A compiler bootstraps when you use it to compile itself. You write a minimal seed compiler — stage-0 — in some other language, because nothing exists yet to compile the real one. You use stage-0 to compile a better compiler written in the target language. Then that compiles the next. Improvements compound, because each better compiler builds the next one. The thing builds the thing that builds the thing.

Kukeon maps onto this exactly:

Stage-0 is you. Right now the human authors the playbooks and approves every merge. The system can't yet produce itself without you — just as a language can't compile its first compiler in itself. The seed is, by necessity, foreign.
The source language is the agent playbooks. Loop A is the system recompiling its own source. The meta-agent is literally the part of the compiler that compiles the compiler.
Self-hosting is the loop closing without you in the critical path — and the way you prove it is a fixpoint: the system builds a version of itself, that version builds the next, and the builds converge instead of drifting. "Kukeon built Kukeon, and successive self-builds are stable" is a far stronger claim than any list of features.

The analogy comes with two famous warnings, and the architecture is built around both:

Trusting-trust. Ken Thompson's classic result: a self-hosting compiler can carry a flaw that reproduces into every version it compiles, invisibly, because the corruption lives in the compiling compiler, not in the clean-looking source. Kukeon's version of this is sharp — it's the meta-agent evaluating changes to its own judgment. A bad refinement to how the system evaluates refinements would propagate into all future evaluations, and every diff would still look clean. The defense is exactly the human merge gate: a trusted stage-0 that a corrupted stage-N cannot certify away. This is why the human stays in the loop on purpose, not as a temporary limitation.

Divergence. A miscompiled compiler can produce a compiler that produces garbage, and if you've dropped the seed, you can't get back. The mitigations are the compiler-builder's: keep the seed (stay stage-0 longer than feels necessary), keep every intermediate stage reproducible (the Git trail is the reproducible build log), and test the fixpoint before trusting it.

This is the test the whole design is pointed at — and it's why the most-requested feature, an agent that merges autonomously and removes the human, is deliberately deferred. Even the most aggressive teams in this space keep a human on the merge. You don't drop the seed until self-hosting is proven stable. The drink separates if you stop stirring too early.

Which, finally, is why the name is what it is. Heraclitus wrote that the kykeon — a barley drink — separates if it isn't stirred. He meant it as an image of the logos: order isn't a static state, it's a process held together by motion. A bootstrapping compiler has exactly that nature. It isn't an artifact; it's a process that stays itself only by continuously running on itself. Kukeon is order through motion — it becomes what it is only while it keeps building and refining itself.

Where it stands¶

Kukeon is beta. The runtime, daemon, and hierarchy are stable for single-host use. The agent organization and Loops A and B run today, through human-merged PRs. The Blueprint/Config model is the daemon-stored cell-description layer. Leases, the projection/cache layer, the typed plan-graph, and Loop C are the active frontier. The autonomous approver — the one that would remove the human merge gate — is deliberately on the far side of "prove the fixpoint first."

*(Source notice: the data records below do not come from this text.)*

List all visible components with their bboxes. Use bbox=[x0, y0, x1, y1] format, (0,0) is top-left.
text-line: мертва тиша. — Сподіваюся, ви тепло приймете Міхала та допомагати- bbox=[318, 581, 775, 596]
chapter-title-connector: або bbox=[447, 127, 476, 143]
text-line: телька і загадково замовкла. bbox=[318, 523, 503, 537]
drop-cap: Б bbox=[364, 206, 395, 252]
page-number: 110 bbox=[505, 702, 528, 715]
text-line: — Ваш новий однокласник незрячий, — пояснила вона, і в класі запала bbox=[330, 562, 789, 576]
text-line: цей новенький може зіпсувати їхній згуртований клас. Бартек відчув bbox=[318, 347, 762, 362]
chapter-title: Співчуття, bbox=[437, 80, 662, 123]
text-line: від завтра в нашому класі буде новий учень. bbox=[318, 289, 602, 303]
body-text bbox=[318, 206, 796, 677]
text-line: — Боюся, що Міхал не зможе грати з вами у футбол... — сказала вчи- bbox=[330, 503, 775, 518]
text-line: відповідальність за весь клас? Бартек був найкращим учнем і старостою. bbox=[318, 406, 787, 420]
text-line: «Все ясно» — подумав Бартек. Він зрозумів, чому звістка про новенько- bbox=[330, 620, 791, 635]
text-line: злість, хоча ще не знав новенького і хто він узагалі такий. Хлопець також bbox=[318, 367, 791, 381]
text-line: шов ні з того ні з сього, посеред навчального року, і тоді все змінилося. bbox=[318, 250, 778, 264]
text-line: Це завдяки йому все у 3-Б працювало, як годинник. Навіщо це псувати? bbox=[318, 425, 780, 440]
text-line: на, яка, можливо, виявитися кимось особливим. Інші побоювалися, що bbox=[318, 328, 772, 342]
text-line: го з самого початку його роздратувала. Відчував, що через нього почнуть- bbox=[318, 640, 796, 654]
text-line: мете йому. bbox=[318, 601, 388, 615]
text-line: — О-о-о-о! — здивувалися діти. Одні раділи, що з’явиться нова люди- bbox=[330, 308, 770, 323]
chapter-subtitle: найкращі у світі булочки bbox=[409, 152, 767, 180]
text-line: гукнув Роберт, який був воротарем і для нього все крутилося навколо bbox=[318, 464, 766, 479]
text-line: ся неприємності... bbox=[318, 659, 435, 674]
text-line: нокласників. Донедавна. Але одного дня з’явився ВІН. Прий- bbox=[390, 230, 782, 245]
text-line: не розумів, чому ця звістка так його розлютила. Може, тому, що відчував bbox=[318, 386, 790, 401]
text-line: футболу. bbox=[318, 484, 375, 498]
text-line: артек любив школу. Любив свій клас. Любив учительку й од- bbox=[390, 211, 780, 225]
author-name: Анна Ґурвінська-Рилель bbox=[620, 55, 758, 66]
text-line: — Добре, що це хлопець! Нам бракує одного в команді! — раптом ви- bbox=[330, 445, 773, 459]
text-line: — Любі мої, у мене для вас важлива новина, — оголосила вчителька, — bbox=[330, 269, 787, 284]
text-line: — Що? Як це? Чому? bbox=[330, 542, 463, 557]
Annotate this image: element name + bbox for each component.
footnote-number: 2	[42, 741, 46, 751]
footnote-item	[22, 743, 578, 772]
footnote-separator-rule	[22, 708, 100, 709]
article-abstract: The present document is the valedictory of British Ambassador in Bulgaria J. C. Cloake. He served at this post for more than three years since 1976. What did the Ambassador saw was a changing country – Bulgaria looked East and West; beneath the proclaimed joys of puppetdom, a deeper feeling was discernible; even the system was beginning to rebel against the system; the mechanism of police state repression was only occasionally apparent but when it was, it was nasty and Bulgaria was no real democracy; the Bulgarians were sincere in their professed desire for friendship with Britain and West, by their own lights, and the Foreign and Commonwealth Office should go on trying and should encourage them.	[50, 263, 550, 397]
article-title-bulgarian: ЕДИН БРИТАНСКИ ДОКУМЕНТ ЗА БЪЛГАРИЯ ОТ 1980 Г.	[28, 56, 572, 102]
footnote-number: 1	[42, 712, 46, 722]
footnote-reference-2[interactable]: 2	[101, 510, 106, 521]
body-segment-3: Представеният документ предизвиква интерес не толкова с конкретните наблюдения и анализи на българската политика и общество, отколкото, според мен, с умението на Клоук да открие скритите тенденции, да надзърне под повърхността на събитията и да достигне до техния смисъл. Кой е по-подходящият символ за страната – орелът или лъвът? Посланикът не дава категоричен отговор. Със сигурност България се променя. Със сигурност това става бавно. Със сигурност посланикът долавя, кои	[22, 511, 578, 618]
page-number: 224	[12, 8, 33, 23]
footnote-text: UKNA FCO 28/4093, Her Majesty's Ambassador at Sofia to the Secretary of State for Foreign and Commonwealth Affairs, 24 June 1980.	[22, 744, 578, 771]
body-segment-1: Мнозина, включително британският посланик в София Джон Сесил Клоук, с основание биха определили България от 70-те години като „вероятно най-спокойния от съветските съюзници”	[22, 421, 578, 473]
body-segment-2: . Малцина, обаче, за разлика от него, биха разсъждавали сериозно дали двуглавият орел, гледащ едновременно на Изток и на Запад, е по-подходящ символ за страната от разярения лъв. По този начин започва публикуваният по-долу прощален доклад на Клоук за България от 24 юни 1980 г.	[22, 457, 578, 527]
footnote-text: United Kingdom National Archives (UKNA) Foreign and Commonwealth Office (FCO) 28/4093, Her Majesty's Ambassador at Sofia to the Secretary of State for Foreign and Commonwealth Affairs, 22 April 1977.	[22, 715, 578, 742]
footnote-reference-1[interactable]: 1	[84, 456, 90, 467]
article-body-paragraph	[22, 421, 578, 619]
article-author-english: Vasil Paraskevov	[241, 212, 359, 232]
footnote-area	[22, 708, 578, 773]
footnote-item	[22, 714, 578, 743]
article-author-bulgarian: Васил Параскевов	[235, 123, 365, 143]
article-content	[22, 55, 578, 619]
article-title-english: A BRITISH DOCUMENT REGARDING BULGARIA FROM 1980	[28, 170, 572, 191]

Built so far: the runtime and hierarchy; daemon lifecycle; the agent roles and skills; reflection-on-hook; process learning (Loop A) and product-defect feedback (Loop B). In flight: Blueprint/Config, leases, the projection layer, the plan-graph as a typed object, runtime feedback (Loop C). Deliberately not built yet: anything that takes the human off the merge.

If the design has a single thesis, it's this: autonomy and accountability aren't in tension if every action the system takes — including the actions it takes to improve itself — is an owned, inspectable, human-approved diff. The agents do the work. The forge holds the truth. The human holds the seed. And the whole thing is itself only while it's being stirred.

Kukeon is open-source (Apache 2.0), built in the open at github.com/eminwux/kukeon.